For the protection of human subjects, all of the subjects in this study signed a consent form according to the guidelines of the World Medical Association Declaration of Helsinki.
Data analysis
Frequency statistics of the study population were computed. Mean age differences between proband and spouse relatives were tested for signficance using two-sided t tests. To determine whether the distribution of relatives was equivalent between study groups, contingency table chisquare tests were used. for each family, design variables were assigned as 1 for the presence and 0 for the absence of each of the following among the proband's or spouse's relatives: one, two, three, four or more cancers. Logistic regression analysis was used to the data to predict whether a family belonged to the case or control group based on these design variables. The resulting regression coefficients (βi)were used to calculate the relative risks of cancer by the formula: odd ratio = eβi, for the ith variables. To determine whether differences in environmental exposure between the case an control families could explain the difference in cancer occurrence, another logistic model was fitted to predict cancer occurrence in each family member based on age, sex, the occupation/industrial exposure pack-years of tobacco exposure and a variable that expressed family membership (case or control). Because the excess risk of cancer in the proband families remained statistically significant, a test of homogeneity was performed to determine whether the study groups differed in their distribution of cancer types. To isolate where these differences occurred, contingency chisquare tests were applied.

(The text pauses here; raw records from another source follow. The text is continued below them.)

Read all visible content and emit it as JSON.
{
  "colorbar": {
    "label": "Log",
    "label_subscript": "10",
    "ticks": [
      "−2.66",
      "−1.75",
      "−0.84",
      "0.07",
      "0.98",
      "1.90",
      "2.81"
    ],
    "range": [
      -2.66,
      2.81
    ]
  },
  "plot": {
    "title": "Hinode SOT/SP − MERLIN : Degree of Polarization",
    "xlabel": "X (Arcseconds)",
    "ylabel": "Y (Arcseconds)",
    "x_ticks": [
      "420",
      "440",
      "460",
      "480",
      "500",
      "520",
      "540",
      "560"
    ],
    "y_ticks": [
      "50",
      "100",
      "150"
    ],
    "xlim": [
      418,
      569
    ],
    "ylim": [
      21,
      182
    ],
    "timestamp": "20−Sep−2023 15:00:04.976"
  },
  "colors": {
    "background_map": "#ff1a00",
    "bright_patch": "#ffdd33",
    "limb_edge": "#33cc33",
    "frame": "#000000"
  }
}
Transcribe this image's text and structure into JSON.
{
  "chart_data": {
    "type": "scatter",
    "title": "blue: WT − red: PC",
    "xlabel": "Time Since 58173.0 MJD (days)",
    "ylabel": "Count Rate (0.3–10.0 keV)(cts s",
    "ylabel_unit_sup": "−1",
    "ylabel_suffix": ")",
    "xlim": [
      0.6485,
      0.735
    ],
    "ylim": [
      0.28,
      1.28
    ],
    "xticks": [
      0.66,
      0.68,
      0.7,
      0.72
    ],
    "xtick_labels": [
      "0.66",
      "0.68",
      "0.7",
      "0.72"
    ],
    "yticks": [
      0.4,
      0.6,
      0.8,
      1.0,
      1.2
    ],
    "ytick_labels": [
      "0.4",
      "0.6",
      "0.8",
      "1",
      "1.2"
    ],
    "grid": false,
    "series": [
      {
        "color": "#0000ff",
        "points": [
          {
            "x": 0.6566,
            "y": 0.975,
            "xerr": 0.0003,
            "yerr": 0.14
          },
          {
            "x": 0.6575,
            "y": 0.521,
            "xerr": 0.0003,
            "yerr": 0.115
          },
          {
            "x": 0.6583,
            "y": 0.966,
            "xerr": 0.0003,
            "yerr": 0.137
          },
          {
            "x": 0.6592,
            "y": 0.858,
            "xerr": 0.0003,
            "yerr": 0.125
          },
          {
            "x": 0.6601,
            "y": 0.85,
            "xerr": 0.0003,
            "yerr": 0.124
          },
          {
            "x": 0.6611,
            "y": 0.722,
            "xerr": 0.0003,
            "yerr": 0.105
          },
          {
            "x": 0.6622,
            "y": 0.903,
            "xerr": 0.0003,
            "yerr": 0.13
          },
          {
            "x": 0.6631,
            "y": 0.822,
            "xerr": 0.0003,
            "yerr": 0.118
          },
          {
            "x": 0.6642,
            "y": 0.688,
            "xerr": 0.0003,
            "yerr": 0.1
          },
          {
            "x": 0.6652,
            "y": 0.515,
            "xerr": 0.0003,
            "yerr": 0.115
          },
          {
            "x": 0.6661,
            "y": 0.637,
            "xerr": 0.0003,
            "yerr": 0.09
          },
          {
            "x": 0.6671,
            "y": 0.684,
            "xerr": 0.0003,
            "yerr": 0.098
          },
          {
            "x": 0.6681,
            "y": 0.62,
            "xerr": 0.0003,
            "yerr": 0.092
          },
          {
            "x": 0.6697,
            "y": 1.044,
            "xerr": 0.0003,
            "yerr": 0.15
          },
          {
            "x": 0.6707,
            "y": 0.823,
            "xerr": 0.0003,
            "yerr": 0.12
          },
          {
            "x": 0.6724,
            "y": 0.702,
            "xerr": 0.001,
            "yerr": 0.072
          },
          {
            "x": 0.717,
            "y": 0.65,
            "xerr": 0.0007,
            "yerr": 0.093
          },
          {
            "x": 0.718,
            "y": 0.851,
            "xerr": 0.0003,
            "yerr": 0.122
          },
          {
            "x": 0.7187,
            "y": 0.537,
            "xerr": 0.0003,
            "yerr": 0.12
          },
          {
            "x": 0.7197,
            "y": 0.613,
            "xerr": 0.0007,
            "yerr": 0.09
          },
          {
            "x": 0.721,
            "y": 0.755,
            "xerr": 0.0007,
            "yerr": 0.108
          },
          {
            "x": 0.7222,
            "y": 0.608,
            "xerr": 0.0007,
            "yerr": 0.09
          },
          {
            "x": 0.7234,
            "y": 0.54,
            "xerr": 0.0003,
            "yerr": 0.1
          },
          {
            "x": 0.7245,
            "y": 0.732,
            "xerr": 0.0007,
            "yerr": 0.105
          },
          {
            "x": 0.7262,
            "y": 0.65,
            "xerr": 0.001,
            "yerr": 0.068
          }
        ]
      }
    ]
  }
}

Crude odds ratios (OR) were calculated as estimates of the relative risks, and Woolf's method was used to determine 95% confidence intervals (CI)[13]. Maximum likelihood estimates of adjusted ORs were obtained from unconditional logistic regression analysis by the PHREG procedure in SAS software[14].
These variables examined as possible confounders and effect modifiers included: number of first-degree relatives (2–4, 5–7, 8–10, >10); smoking status (never, ex-smoker, current smoker); smoking duration (never, 1–29 yr, 30–45 yr, >45 yr); amount smoked (none, <20 cigarettes per day (cpd), 20–30 cpd, 31–40 cpd, >40 cpd); pack-years (defined as cigarette packs smoked daily multiplied by years of smoking, gram equivalents of leaf tobacco. Assuming 1 g per cigarette) of smoking (none, >0–20, >20–40, >40 pack-years); residence (females only) (selected three counties vs other counties); age (<55 yr, 55–65 yr, >65 yr); ethnicity (Han vs others); sex, passive smoking exposure (ever/never and by total years); education (through high school vs greater than high school and by level: none, primary school, middle school, high school, >high school); martital status (never married, married, and widowed, divorced or separated); high-risk industry/occupation (employed in jobs with exposure to asbestos, benzene, beryllium, bischloromethyl ether, ceramic dust, talc, chemical fertilizers, chromium or chromates, coke oven emissions, dyes, glues, lacquers, fiberglass, cotton dust, insecticides, pesticides, herbicides, fungicides, isopropyl oil, paint sprays, petroleum products, radioactive materials, vinylchloride or explosives); the cumulative exposure to smoky coal use for a given individual was determined by multiplying the annual rate of smoky coal use times the number of years (coal consumption was generally fixed for the households over the life cycle of the family and three exposure categories were formed: >0–70, 70–140, and >140 tons); alcohol consumption (ever/never); vital status; and type of respondent (self/spouse/other); history of COPD (yes/no).